Twenty five thousand dollars of funny money
I used to work at a place that sold ads. One of the things this company wanted was for the employees to try it out and see what it was like to actually use the ads product themselves. It's the usual "dogfooding" thing you hear about sometimes.
To that end, they issued a $250 credit every month. You just had to go to a certain internal web page and click a button, and it would credit it to your account. Every time the calendar rolled over to a new month, you could go click it again.
They told us all about this during our first day or two of classes - the infernally-named "onboarding". I noticed something during this: our presenter hadn't claimed their credit yet, so they went and did it for real right in front of us. They went to load up the page and it bombed - something in the code blew up and it didn't work. They reloaded it and then it worked, and they now had $250 of virtual ad money in their account.
Some weeks later, a new month started and I wanted to get in there and give it a shot. I went to start it up, and it blew up, just like what happened in my class. But hey, this time I had a computer of my own, and access to the source code, and even a tiny bit of experience poking at frontend stuff courtesy of some of the introductory tasks they assigned to new employees. Why not take a whack at it? This place is supposed to be all about fixing random stuff even if it's "not yours" - the "nothing is someone else's problem" posters all over the place implied it, at least.
I loaded it up on my dev environment and got cracking. Sure enough, something was wrong with it, and the first time through, it would blow up. It was something dumb like the code was throwing an exception but the exception handling path was making the wrong sort of log call so that would then blow up the whole request.

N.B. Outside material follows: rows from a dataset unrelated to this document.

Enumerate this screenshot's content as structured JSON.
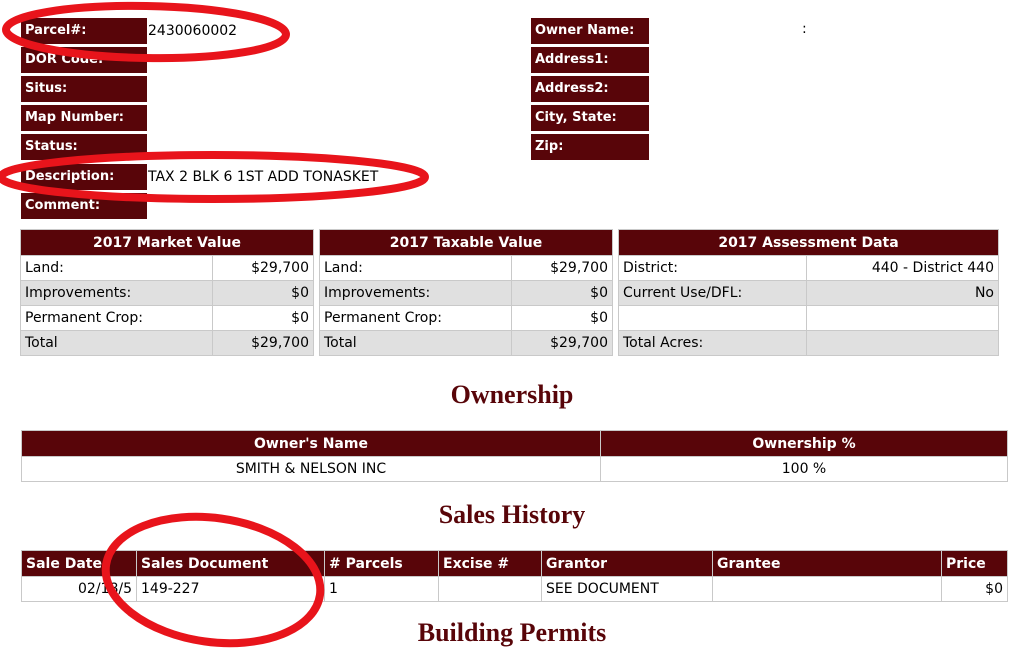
{
  "parcel": {
    "left_labels": [
      "Parcel#:",
      "DOR Code:",
      "Situs:",
      "Map Number:",
      "Status:",
      "Description:",
      "Comment:"
    ],
    "right_labels": [
      "Owner Name:",
      "Address1:",
      "Address2:",
      "City, State:",
      "Zip:"
    ],
    "parcel_number": "2430060002",
    "description": "TAX 2 BLK 6 1ST ADD TONASKET",
    "owner_name": ":"
  },
  "market_value": {
    "title": "2017 Market Value",
    "rows": [
      {
        "label": "Land:",
        "value": "$29,700"
      },
      {
        "label": "Improvements:",
        "value": "$0"
      },
      {
        "label": "Permanent Crop:",
        "value": "$0"
      },
      {
        "label": "Total",
        "value": "$29,700"
      }
    ]
  },
  "taxable_value": {
    "title": "2017 Taxable Value",
    "rows": [
      {
        "label": "Land:",
        "value": "$29,700"
      },
      {
        "label": "Improvements:",
        "value": "$0"
      },
      {
        "label": "Permanent Crop:",
        "value": "$0"
      },
      {
        "label": "Total",
        "value": "$29,700"
      }
    ]
  },
  "assessment": {
    "title": "2017 Assessment Data",
    "rows": [
      {
        "label": "District:",
        "value": "440 - District 440"
      },
      {
        "label": "Current Use/DFL:",
        "value": "No"
      },
      {
        "label": "",
        "value": ""
      },
      {
        "label": "Total Acres:",
        "value": ""
      }
    ]
  },
  "ownership": {
    "heading": "Ownership",
    "headers": [
      "Owner's Name",
      "Ownership %"
    ],
    "rows": [
      [
        "SMITH & NELSON INC",
        "100 %"
      ]
    ]
  },
  "sales_history": {
    "heading": "Sales History",
    "headers": [
      "Sale Date",
      "Sales Document",
      "# Parcels",
      "Excise #",
      "Grantor",
      "Grantee",
      "Price"
    ],
    "rows": [
      [
        "02/18/5",
        "149-227",
        "1",
        "",
        "SEE DOCUMENT",
        "",
        "$0"
      ]
    ]
  },
  "building_permits": {
    "heading": "Building Permits"
  },
  "annotation_color": "#e8141b"
}
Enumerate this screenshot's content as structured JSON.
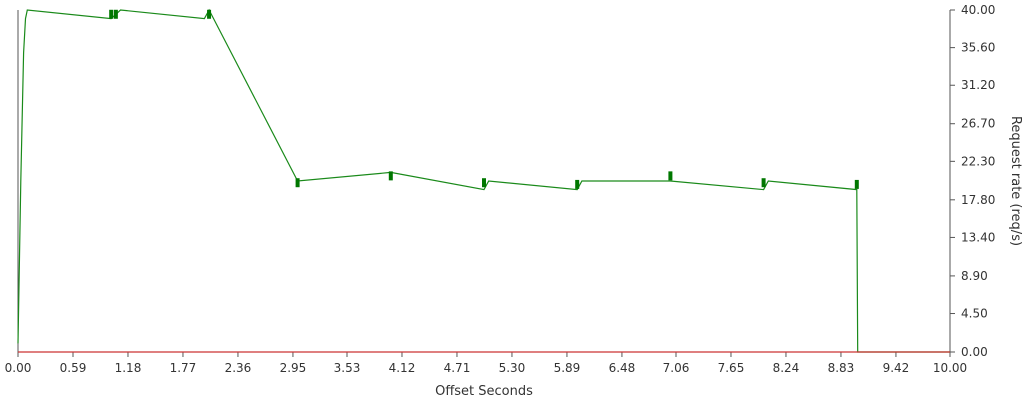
{
  "chart_data": {
    "type": "line",
    "xlabel": "Offset Seconds",
    "ylabel": "Request rate (req/s)",
    "xlim": [
      0,
      10
    ],
    "ylim": [
      0,
      40
    ],
    "x_ticks": [
      "0.00",
      "0.59",
      "1.18",
      "1.77",
      "2.36",
      "2.95",
      "3.53",
      "4.12",
      "4.71",
      "5.30",
      "5.89",
      "6.48",
      "7.06",
      "7.65",
      "8.24",
      "8.83",
      "9.42",
      "10.00"
    ],
    "y_ticks": [
      "0.00",
      "4.50",
      "8.90",
      "13.40",
      "17.80",
      "22.30",
      "26.70",
      "31.20",
      "35.60",
      "40.00"
    ],
    "y_axis_side": "right",
    "grid": false,
    "legend": "none",
    "series": [
      {
        "color": "#1a8a1a",
        "x": [
          0.0,
          0.03,
          0.06,
          0.08,
          0.1,
          1.0,
          1.1,
          2.0,
          2.05,
          3.0,
          4.0,
          5.0,
          5.05,
          6.0,
          6.05,
          7.0,
          8.0,
          8.05,
          9.0,
          9.01,
          10.0
        ],
        "y": [
          1.0,
          20.0,
          35.0,
          39.0,
          40.0,
          39.0,
          40.0,
          39.0,
          40.0,
          20.0,
          21.0,
          19.0,
          20.0,
          19.0,
          20.0,
          20.0,
          19.0,
          20.0,
          19.0,
          0.0,
          0.0
        ]
      },
      {
        "color": "#cc3333",
        "x": [
          0.0,
          10.0
        ],
        "y": [
          0.0,
          0.0
        ]
      }
    ],
    "markers": {
      "color": "#007700",
      "x": [
        1.0,
        1.05,
        2.05,
        3.0,
        4.0,
        5.0,
        6.0,
        7.0,
        8.0,
        9.0
      ],
      "y": [
        39.5,
        39.5,
        39.5,
        19.8,
        20.6,
        19.8,
        19.6,
        20.6,
        19.8,
        19.6
      ]
    }
  }
}
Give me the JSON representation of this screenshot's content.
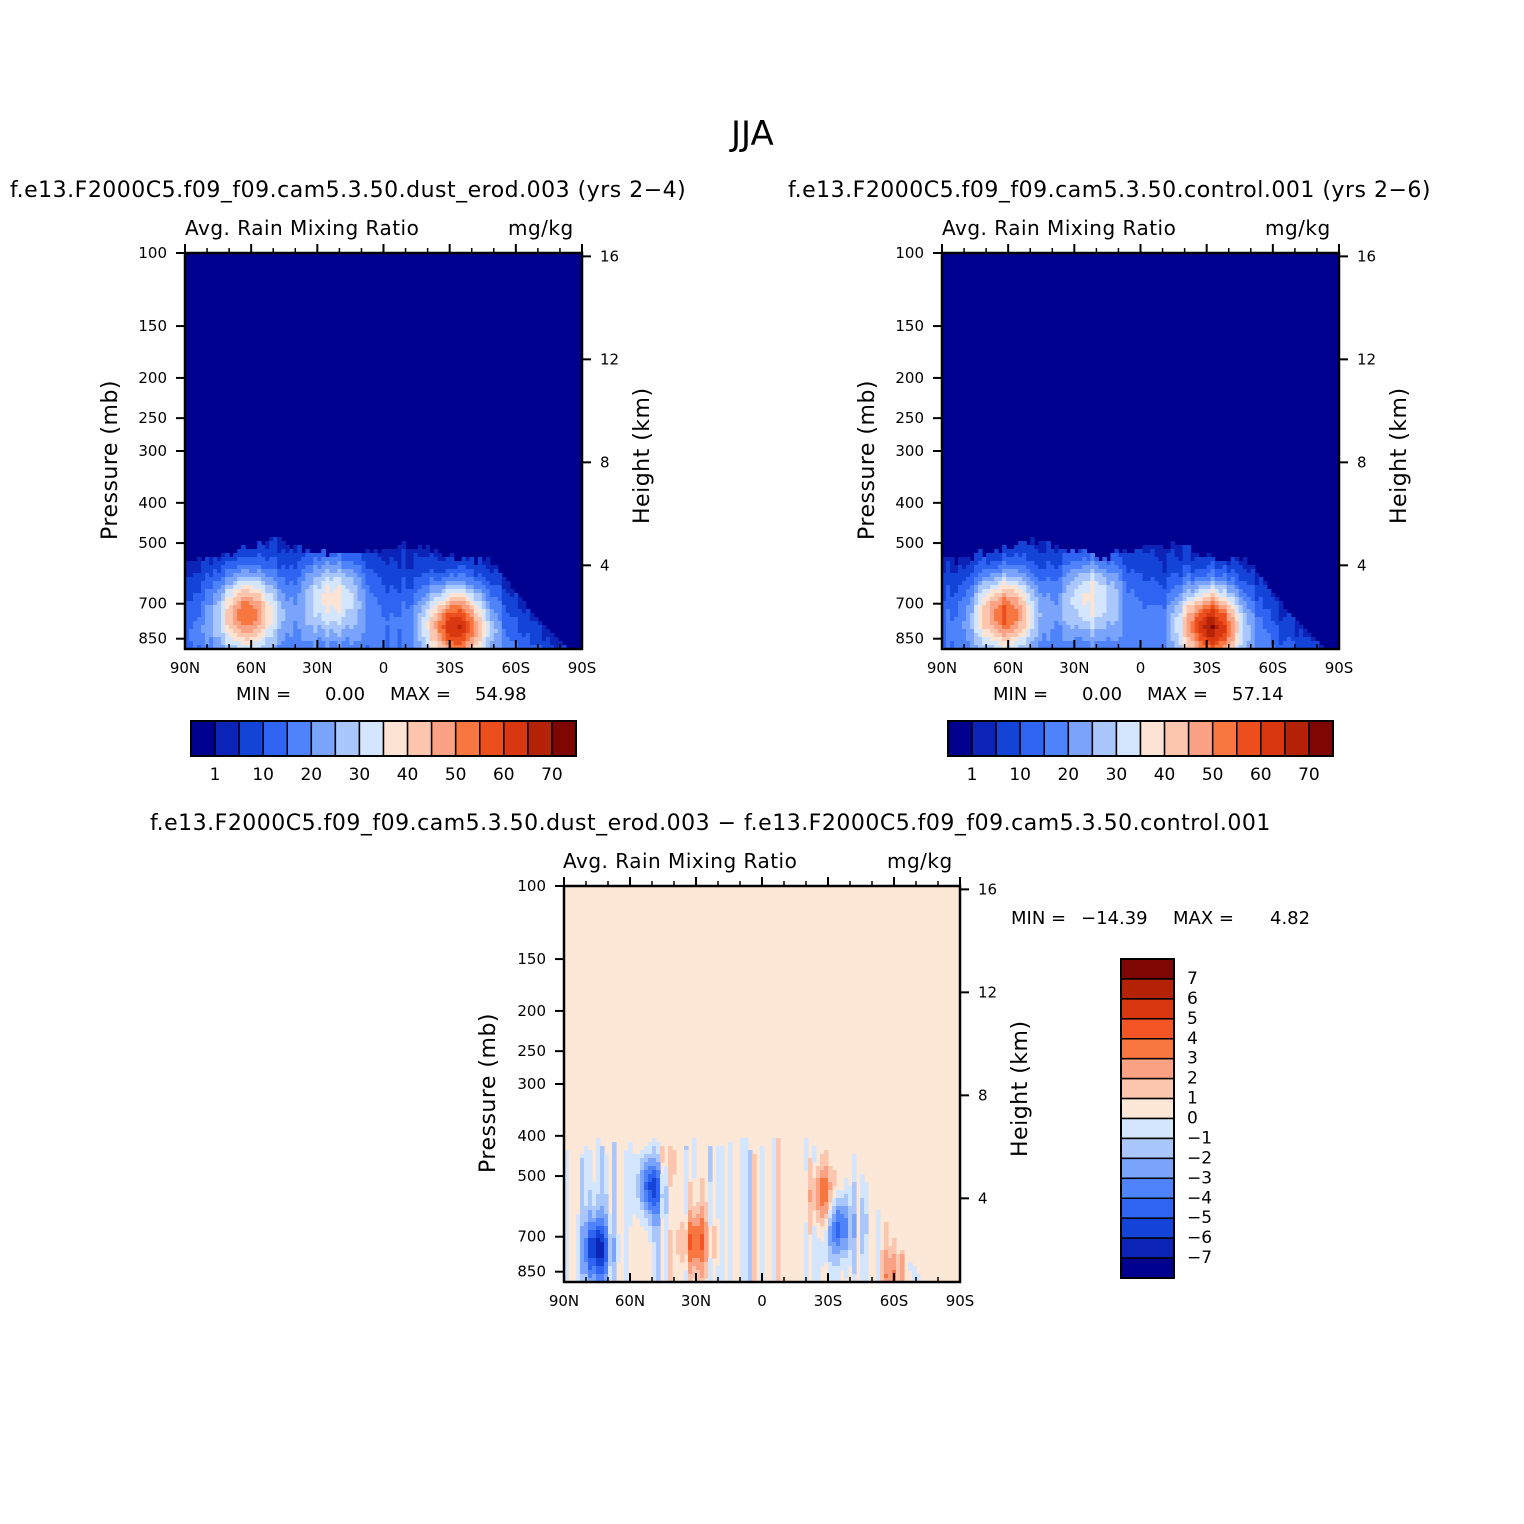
{
  "figure": {
    "title": "JJA",
    "difference_title": "f.e13.F2000C5.f09_f09.cam5.3.50.dust_erod.003 − f.e13.F2000C5.f09_f09.cam5.3.50.control.001"
  },
  "colors": {
    "abs_levels": [
      "#00008f",
      "#0b24b7",
      "#1444d7",
      "#2f63f2",
      "#4f83fb",
      "#7aa3fc",
      "#a9c7fd",
      "#d3e6fd",
      "#fde3d3",
      "#fcc6ae",
      "#fba184",
      "#f8763f",
      "#ed4e1d",
      "#d8370f",
      "#b42306",
      "#7e0704"
    ],
    "diff_levels": [
      "#00008f",
      "#0b24b7",
      "#1444d7",
      "#2f63f2",
      "#4f83fb",
      "#7aa3fc",
      "#a9c7fd",
      "#d3e6fd",
      "#fde8d8",
      "#fcc6ae",
      "#fba184",
      "#f8763f",
      "#f55525",
      "#d8370f",
      "#b42306",
      "#7e0704"
    ]
  },
  "chart_data": [
    {
      "type": "heatmap",
      "title": "f.e13.F2000C5.f09_f09.cam5.3.50.dust_erod.003 (yrs 2−4)",
      "left_label": "Avg. Rain Mixing Ratio",
      "right_label": "mg/kg",
      "ylabel": "Pressure (mb)",
      "y2label": "Height (km)",
      "x_ticks": [
        "90N",
        "60N",
        "30N",
        "0",
        "30S",
        "60S",
        "90S"
      ],
      "y_ticks": [
        "100",
        "150",
        "200",
        "250",
        "300",
        "400",
        "500",
        "700",
        "850"
      ],
      "y2_ticks": [
        "16",
        "12",
        "8",
        "4"
      ],
      "min_text": "MIN =",
      "min_value": "0.00",
      "max_text": "MAX =",
      "max_value": "54.98",
      "colorbar_labels": [
        "1",
        "10",
        "20",
        "30",
        "40",
        "50",
        "60",
        "70"
      ],
      "blobs": [
        {
          "lat": 62,
          "p": 730,
          "val": 40
        },
        {
          "lat": 23,
          "p": 660,
          "val": 28
        },
        {
          "lat": -33,
          "p": 790,
          "val": 50
        }
      ]
    },
    {
      "type": "heatmap",
      "title": "f.e13.F2000C5.f09_f09.cam5.3.50.control.001 (yrs 2−6)",
      "left_label": "Avg. Rain Mixing Ratio",
      "right_label": "mg/kg",
      "ylabel": "Pressure (mb)",
      "y2label": "Height (km)",
      "x_ticks": [
        "90N",
        "60N",
        "30N",
        "0",
        "30S",
        "60S",
        "90S"
      ],
      "y_ticks": [
        "100",
        "150",
        "200",
        "250",
        "300",
        "400",
        "500",
        "700",
        "850"
      ],
      "y2_ticks": [
        "16",
        "12",
        "8",
        "4"
      ],
      "min_text": "MIN =",
      "min_value": "0.00",
      "max_text": "MAX =",
      "max_value": "57.14",
      "colorbar_labels": [
        "1",
        "10",
        "20",
        "30",
        "40",
        "50",
        "60",
        "70"
      ],
      "blobs": [
        {
          "lat": 62,
          "p": 730,
          "val": 42
        },
        {
          "lat": 22,
          "p": 660,
          "val": 28
        },
        {
          "lat": -32,
          "p": 790,
          "val": 54
        }
      ]
    },
    {
      "type": "heatmap",
      "title": "f.e13.F2000C5.f09_f09.cam5.3.50.dust_erod.003 − f.e13.F2000C5.f09_f09.cam5.3.50.control.001",
      "left_label": "Avg. Rain Mixing Ratio",
      "right_label": "mg/kg",
      "ylabel": "Pressure (mb)",
      "y2label": "Height (km)",
      "x_ticks": [
        "90N",
        "60N",
        "30N",
        "0",
        "30S",
        "60S",
        "90S"
      ],
      "y_ticks": [
        "100",
        "150",
        "200",
        "250",
        "300",
        "400",
        "500",
        "700",
        "850"
      ],
      "y2_ticks": [
        "16",
        "12",
        "8",
        "4"
      ],
      "min_text": "MIN =",
      "min_value": "−14.39",
      "max_text": "MAX =",
      "max_value": "4.82",
      "colorbar_labels": [
        "7",
        "6",
        "5",
        "4",
        "3",
        "2",
        "1",
        "0",
        "−1",
        "−2",
        "−3",
        "−4",
        "−5",
        "−6",
        "−7"
      ],
      "blobs": [
        {
          "lat": 75,
          "p": 750,
          "val": -6
        },
        {
          "lat": 50,
          "p": 520,
          "val": -7
        },
        {
          "lat": 30,
          "p": 720,
          "val": 4
        },
        {
          "lat": 47,
          "p": 480,
          "val": 3
        },
        {
          "lat": -28,
          "p": 560,
          "val": 4
        },
        {
          "lat": -35,
          "p": 660,
          "val": -5
        },
        {
          "lat": -60,
          "p": 870,
          "val": 3
        }
      ]
    }
  ]
}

I fixed the logging so we'd actually get to see what the exception was, and that'd give us a chance to fix any real problems. Simple enough, right? I sent the change to the last person to touch the code... who had just touched it that morning, oddly enough. They thanked me and it was applied.
Then I tried to get my credit, and this time it blew up again, but now it logged what was wrong. I could see this on the dev environment. It was something about calling some function with the wrong number of parameters.
The code itself did something like this:
if (condition) old_func(a, b, c, d, e) else new_func(a, b, c, d, e);
The problem is that new_func didn't take 5 arguments. It took 4. I read through the code and found that it didn't need a "d" argument any more, and so I just changed the arg list to (a, b, c, e). I figured it was a simple oversight by the person who had just changed it.
Then I ran it for myself, clicked the button, got the "your credit is now in your account" message, and was pleased. I asked a friend to try it too and it worked for them as well.
It turned out this very if-then-else part was what had been added that morning, and so I again sent that person the code for review, and they again thanked me and accepted it. I went off to go do other not-frontendy things, and the code went out to the internal web servers a little while later.
A few hours later, someone reached out online: we have to turn off the ads credit thing. It's giving away WAY too much money. How much? Twenty-five thousand dollars. $25,000. Not $250.
What happened? The thing had been passing the credit amount as pennies to "old_func", so it was passing in 25000, because 25000 pennies is in fact 250 dollars. But... new_func took dollars, not pennies. So, 25000 in that context was 25 thousand dollars!
I had been at the company something like six weeks and had changed a line of source code to fix a bug (logging), to uncover another bug (wrong argument count), to enable yet another bug (wrong units, and zero type safety) that gave 25 grand worth of funny money to anyone who clicked! And I had clicked! And I got a friend to click! And other people got it too!
What happened? They just turned off the feature until they could fix it. Those of us who had way too much credit in our accounts turned off our ads so as not to actually consume any of the "bad money", and kept them off until they reversed it out of our accounts. Then we were clear to go back to dogfooding.
And no, nobody was fired for this.
This is yet another reason why I say bare numbers can be poison in a sufficiently complicated system. If that function had demanded a type called "dollars" and the caller had another one called "pennies", it simply would not have passed the type checker/compiler. But, this was before those days, so it sailed right through.